Hi!
So it looks like we face a problem with cross-version
migration when using vhost. It's not new but became more
acute with the advent of vhost user.
For users to be able to migrate between different versions
of the hypervisor the interface exposed to guests
by hypervisor must stay unchanged.
The problem is that a qemu device is connected
to a backend in another process, so the interface
exposed to guests depends on the capabilities of that
process.
Specifically, for vhost user interface based on virtio, this includes
the "host features" bitmap that defines the interface, as well as more
host values such as the max ring size. Adding new features/changing
values to this interface is required to make progress, but on the other
hand we need ability to get the old host features to be compatible.
To solve this problem within qemu, qemu has a versioning system based on
a machine type concept which fundamentally is a version string, by
specifying that string one can get hardware compatible with a previous
qemu version. QEMU also reports the latest version and list of versions
supported so libvirt records the version at VM creation and then is
careful to use this machine version whenever it migrates a VM.
One might wonder how is this solved with a kernel vhost backend. The
answer is that it mostly isn't - instead an assumption is made, that
qemu versions are deployed together with the kernel - this is generally
true for downstreams. Thus whenever qemu gains a new feature, it is
already supported by the kernel as well. However, if one attempts
migration with a new qemu from a system with a new to old kernel, one
would get a failure.
In the world where we have multiple userspace backends, with some of
these supplied by ISVs, this seems non-realistic.
IMO we need to support vhost backend versioning, ideally
in a way that will also work for vhost kernel backends.
So I'd like to get some input from both backend and management
developers on what a good solution would look like.
If we want to emulate the qemu solution, this involves adding the
concept of interface versions to dpdk.
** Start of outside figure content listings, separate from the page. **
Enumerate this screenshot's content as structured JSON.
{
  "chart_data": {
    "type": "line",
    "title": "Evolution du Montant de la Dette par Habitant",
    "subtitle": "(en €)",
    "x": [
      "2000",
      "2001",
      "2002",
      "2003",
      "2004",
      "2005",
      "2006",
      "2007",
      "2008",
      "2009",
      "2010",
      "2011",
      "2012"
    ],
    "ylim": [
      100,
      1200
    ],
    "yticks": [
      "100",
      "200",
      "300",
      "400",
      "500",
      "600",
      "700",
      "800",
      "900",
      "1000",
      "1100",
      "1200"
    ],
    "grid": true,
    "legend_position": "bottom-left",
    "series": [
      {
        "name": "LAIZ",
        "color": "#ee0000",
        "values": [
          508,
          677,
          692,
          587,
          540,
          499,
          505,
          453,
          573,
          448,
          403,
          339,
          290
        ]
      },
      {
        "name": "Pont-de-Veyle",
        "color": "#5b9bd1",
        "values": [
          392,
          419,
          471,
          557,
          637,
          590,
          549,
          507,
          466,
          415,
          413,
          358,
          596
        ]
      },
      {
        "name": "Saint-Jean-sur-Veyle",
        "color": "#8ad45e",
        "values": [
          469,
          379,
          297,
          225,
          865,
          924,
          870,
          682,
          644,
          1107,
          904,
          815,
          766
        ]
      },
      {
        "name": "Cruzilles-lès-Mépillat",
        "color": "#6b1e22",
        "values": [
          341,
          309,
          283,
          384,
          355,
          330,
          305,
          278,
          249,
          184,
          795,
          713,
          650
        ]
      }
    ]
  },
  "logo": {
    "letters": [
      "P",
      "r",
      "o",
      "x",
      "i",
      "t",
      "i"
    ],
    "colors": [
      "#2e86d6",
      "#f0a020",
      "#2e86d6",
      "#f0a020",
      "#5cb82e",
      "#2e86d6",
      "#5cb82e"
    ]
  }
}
For example, dpdk could supply a
file (or utility printing?) with list of versions: latest and versions
supported. libvirt could read that and
- store latest version at vm creation
- pass it around with the vm
- pass it to qemu
From here, qemu could pass this over the vhost-user channel,
thus making sure it's initialized with the correct
compatible interface.
As version here is an opaque string for libvirt and qemu,
anything can be used - but I suggest either a list
of values defining the interface, e.g.
any_layout=on,max_ring=256
or a version including the name and vendor of the backend,
e.g. "org.dpdk.v4.5.6".
Note that typically the list of supported versions can only be
extended, not shrunk. Also, if the host/guest interface
does not change, don't change the current version as
this just creates work for everyone.
Thoughts? Would this work well for management? dpdk? vpp?
Thanks!
--
MST